ABSTRACT

This study investigates the political implications of the works of D. H. Lawrence and Virginia Woolf through the lens of the concept of social space. At first glance, the combination of Lawrence and Woolf seems rather unusual. Critics have hardly discussed these writers together, and when they have, their focus has fallen mainly on differences between them. Reading through essays, letters, diaries, and fictions of Lawrence and Woolf, we are often struck by radical contrasts in style, aims, temperament, and background. Lawrence never went along with the contemporary modernist “movements” promoted in his lifetime by such figures as T. S. Eliot, James Joyce, Ezra Pound, Wyndham Lewis, and Virginia Woolf. 1 He refused to follow theories of aesthetic autonomy and impersonality and mercilessly mocked the “critical twiddle-twaddle about style, and form, all this pseudo-scientific classifying and analysing of books” (“John Galsworthy,” Phoenix 539).
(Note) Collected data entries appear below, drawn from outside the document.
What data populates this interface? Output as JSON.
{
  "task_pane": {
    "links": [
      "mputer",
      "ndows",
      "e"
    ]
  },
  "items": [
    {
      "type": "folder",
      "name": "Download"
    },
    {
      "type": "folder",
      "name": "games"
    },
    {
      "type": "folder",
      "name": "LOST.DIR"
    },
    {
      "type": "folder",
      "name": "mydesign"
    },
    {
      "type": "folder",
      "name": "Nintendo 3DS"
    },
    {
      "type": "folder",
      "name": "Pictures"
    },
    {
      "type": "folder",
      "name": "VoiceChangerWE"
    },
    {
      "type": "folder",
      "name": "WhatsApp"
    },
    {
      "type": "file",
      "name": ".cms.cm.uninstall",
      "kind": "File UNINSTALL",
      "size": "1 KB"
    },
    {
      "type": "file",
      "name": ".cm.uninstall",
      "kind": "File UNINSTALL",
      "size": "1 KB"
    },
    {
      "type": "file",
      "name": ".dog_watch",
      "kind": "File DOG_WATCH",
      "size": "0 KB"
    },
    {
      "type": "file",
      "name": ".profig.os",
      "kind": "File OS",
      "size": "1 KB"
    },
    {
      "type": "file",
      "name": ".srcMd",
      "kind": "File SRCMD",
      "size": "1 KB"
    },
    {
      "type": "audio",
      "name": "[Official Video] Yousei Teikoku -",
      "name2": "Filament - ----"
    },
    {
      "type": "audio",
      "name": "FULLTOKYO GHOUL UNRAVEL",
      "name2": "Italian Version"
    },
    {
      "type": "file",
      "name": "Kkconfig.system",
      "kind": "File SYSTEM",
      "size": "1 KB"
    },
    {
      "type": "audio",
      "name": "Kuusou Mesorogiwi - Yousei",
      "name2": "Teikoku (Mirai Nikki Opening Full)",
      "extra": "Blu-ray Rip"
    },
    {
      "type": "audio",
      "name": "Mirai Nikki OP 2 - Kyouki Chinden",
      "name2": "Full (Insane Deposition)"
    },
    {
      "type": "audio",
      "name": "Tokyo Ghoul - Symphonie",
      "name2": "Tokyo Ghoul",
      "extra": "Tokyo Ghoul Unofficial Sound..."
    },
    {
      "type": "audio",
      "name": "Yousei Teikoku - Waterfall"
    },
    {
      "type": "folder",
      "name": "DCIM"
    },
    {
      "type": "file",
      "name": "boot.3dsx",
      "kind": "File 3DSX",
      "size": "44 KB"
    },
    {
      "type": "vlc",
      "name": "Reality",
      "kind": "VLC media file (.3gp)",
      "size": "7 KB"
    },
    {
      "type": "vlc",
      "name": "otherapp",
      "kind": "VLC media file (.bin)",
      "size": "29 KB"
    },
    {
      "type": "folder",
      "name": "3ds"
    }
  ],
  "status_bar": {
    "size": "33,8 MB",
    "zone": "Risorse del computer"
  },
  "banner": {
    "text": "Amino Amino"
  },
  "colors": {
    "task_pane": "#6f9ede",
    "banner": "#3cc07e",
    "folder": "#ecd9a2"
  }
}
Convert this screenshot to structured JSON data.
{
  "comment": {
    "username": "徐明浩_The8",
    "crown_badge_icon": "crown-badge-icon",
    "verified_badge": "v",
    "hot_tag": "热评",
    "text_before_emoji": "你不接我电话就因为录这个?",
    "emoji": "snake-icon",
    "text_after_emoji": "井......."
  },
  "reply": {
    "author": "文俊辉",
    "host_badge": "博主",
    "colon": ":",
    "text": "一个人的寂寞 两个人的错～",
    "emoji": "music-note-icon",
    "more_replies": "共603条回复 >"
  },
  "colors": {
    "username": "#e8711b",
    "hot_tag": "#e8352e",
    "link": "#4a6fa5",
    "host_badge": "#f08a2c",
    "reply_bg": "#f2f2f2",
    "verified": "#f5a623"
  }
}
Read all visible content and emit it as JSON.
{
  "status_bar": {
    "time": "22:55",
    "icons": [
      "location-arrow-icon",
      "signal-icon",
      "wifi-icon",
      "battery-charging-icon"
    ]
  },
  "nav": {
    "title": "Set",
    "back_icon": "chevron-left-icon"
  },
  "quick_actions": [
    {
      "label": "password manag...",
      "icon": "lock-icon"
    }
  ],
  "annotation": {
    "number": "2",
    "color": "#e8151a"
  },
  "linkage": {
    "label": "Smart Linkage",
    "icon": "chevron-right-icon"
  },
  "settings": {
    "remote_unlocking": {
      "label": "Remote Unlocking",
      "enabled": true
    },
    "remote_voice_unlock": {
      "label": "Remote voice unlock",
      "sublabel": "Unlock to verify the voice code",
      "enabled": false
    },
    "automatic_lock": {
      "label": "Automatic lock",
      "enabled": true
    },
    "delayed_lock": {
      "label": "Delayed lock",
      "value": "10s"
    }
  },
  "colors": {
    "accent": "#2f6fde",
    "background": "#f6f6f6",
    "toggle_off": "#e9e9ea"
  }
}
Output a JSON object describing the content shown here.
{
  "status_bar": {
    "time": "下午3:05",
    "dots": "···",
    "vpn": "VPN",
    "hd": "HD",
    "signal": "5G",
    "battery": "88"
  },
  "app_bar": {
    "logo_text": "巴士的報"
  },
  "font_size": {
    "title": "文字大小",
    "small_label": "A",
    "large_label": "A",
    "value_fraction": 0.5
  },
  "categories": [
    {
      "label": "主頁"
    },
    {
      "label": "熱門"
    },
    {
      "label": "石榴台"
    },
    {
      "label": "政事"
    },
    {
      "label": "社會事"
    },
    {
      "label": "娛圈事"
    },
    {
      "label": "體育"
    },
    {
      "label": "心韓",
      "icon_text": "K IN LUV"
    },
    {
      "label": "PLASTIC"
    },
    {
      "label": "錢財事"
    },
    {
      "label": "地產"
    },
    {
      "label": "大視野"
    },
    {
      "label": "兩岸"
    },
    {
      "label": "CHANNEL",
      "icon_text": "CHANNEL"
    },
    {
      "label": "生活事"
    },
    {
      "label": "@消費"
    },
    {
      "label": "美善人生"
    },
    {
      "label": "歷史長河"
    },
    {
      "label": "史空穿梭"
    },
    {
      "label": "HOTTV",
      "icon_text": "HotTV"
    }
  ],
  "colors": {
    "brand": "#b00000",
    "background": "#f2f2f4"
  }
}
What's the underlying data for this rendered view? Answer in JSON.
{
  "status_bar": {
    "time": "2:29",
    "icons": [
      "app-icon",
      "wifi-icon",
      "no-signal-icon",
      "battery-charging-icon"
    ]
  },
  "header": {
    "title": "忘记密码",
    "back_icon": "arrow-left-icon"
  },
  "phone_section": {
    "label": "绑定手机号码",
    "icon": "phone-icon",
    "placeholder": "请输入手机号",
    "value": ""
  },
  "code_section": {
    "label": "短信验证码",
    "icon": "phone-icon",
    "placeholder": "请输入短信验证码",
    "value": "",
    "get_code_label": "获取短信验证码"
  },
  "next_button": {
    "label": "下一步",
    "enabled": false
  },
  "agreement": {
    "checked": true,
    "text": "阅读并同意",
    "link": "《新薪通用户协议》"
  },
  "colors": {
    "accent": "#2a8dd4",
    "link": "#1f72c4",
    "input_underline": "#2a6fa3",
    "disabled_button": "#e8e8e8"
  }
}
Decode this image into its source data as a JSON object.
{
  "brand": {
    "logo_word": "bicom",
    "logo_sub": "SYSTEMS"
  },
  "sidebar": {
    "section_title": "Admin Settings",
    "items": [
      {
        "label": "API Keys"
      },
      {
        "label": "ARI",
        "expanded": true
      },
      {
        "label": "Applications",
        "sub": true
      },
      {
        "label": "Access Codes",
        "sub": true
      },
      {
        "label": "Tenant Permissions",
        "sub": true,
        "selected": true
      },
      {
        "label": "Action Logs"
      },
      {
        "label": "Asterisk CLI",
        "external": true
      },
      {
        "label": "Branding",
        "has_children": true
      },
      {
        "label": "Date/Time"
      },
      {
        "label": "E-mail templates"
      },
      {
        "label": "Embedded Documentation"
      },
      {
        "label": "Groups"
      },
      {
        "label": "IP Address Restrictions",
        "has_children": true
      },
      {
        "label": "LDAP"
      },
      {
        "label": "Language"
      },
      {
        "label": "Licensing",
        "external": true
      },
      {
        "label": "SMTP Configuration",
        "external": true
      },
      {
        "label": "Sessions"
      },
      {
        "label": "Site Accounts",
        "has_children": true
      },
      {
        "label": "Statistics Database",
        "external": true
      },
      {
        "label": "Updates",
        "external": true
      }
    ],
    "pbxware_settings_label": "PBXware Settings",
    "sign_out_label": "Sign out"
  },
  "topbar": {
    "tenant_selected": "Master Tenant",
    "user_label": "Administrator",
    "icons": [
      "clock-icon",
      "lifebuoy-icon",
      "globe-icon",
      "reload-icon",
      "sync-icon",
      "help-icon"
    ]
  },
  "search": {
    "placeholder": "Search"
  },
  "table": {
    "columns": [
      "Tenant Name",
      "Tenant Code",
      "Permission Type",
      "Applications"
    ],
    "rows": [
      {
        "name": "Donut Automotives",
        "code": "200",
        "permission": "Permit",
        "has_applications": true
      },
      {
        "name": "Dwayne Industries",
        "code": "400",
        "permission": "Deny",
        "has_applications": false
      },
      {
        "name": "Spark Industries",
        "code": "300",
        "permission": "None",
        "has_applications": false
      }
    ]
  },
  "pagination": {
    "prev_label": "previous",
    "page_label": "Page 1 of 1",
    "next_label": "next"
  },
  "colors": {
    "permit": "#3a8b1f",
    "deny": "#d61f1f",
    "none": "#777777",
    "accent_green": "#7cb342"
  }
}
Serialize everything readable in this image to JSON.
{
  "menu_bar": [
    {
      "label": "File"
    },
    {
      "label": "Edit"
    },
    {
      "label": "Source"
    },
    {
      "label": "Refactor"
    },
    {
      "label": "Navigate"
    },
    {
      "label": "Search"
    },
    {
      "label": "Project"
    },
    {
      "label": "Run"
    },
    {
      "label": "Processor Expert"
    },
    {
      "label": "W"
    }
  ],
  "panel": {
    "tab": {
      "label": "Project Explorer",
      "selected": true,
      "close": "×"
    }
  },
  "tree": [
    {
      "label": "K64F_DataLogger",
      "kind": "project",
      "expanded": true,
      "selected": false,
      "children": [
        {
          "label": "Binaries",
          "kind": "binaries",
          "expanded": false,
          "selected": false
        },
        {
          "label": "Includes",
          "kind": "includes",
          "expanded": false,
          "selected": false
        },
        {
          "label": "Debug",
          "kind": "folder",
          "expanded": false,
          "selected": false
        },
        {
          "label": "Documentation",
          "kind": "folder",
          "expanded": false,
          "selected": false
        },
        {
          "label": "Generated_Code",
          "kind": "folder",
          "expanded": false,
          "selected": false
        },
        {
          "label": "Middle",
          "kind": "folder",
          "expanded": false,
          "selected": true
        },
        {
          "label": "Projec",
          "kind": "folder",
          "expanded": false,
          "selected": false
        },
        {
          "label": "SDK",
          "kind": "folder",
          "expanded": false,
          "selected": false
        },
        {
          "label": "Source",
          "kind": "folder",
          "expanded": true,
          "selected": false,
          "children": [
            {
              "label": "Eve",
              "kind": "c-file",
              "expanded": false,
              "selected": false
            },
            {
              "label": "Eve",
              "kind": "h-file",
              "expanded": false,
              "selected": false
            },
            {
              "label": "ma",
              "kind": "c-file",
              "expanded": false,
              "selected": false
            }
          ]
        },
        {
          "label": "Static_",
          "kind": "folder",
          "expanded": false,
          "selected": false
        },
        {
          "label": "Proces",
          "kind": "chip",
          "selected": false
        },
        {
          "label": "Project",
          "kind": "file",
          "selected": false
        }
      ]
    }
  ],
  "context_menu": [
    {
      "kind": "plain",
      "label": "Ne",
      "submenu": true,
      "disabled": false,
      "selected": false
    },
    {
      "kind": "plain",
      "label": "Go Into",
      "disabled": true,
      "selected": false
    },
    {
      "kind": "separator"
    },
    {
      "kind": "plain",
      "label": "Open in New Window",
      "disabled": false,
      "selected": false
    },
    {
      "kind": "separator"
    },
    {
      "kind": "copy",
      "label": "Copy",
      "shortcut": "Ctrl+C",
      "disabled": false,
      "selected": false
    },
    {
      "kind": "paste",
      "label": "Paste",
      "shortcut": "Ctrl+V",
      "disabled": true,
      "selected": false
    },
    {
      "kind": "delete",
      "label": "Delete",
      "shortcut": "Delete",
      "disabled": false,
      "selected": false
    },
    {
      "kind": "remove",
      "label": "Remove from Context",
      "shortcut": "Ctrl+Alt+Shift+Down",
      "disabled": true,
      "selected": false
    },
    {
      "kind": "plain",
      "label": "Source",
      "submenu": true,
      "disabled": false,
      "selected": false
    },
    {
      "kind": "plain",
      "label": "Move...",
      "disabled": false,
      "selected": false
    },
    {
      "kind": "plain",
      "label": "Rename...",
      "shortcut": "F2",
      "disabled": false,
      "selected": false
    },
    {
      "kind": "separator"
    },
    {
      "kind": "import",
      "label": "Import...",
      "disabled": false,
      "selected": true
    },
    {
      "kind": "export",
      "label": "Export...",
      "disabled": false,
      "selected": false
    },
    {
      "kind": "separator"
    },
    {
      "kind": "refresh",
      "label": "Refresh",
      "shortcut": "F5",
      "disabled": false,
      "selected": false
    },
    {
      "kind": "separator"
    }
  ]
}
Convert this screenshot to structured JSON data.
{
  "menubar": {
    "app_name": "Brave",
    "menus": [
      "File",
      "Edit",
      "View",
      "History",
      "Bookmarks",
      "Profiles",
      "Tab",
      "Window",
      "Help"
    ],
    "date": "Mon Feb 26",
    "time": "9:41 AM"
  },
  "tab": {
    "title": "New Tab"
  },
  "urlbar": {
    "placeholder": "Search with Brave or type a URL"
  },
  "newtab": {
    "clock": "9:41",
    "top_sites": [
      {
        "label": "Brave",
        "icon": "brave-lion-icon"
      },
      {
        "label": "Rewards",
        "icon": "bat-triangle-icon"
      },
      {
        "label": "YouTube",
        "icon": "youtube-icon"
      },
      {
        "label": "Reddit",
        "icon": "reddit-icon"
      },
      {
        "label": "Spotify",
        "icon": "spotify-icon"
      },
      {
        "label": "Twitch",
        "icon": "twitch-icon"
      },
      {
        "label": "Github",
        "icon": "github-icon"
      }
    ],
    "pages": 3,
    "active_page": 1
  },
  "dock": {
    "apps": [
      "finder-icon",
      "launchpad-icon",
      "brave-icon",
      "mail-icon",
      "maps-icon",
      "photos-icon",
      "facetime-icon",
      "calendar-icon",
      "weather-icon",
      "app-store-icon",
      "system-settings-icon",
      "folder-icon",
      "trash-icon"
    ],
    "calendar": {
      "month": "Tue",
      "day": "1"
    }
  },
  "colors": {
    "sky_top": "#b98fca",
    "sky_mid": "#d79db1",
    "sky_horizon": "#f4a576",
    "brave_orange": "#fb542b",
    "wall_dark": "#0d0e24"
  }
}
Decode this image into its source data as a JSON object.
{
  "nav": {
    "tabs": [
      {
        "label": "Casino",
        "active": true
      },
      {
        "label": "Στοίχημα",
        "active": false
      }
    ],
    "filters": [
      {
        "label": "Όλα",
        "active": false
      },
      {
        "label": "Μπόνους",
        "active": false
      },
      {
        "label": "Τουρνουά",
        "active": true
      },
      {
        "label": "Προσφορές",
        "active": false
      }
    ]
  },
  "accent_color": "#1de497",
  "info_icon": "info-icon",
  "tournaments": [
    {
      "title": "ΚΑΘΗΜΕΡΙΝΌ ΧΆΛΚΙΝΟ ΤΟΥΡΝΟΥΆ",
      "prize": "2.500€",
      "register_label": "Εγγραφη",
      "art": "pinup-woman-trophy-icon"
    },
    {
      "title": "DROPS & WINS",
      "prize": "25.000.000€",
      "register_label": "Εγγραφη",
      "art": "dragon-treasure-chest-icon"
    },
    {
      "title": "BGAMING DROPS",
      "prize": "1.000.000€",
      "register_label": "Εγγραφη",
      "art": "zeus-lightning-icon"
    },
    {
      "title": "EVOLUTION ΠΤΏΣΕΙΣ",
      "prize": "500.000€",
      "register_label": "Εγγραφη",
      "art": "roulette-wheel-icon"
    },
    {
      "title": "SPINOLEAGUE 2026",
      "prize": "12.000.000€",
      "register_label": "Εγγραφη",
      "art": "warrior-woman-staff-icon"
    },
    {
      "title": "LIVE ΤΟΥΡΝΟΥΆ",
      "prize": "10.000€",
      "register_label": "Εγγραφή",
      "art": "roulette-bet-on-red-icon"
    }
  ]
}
Lawrence’s frequent attacks on literary experimentalism point to his self-willed dissociation from the high modernism with which Woolf is often linked. His attitude toward gender and sexuality is another key feature that has led scholars to regard him in opposition to Woolf. 2 In contrast with Woolf’s feminism and advocacy of androgyny, Lawrence evinced a determined misogyny, evident, for example in the notorious Fantasia of the Unconscious and presented homosexuality as one of the most hideous diseases afflicting modern society.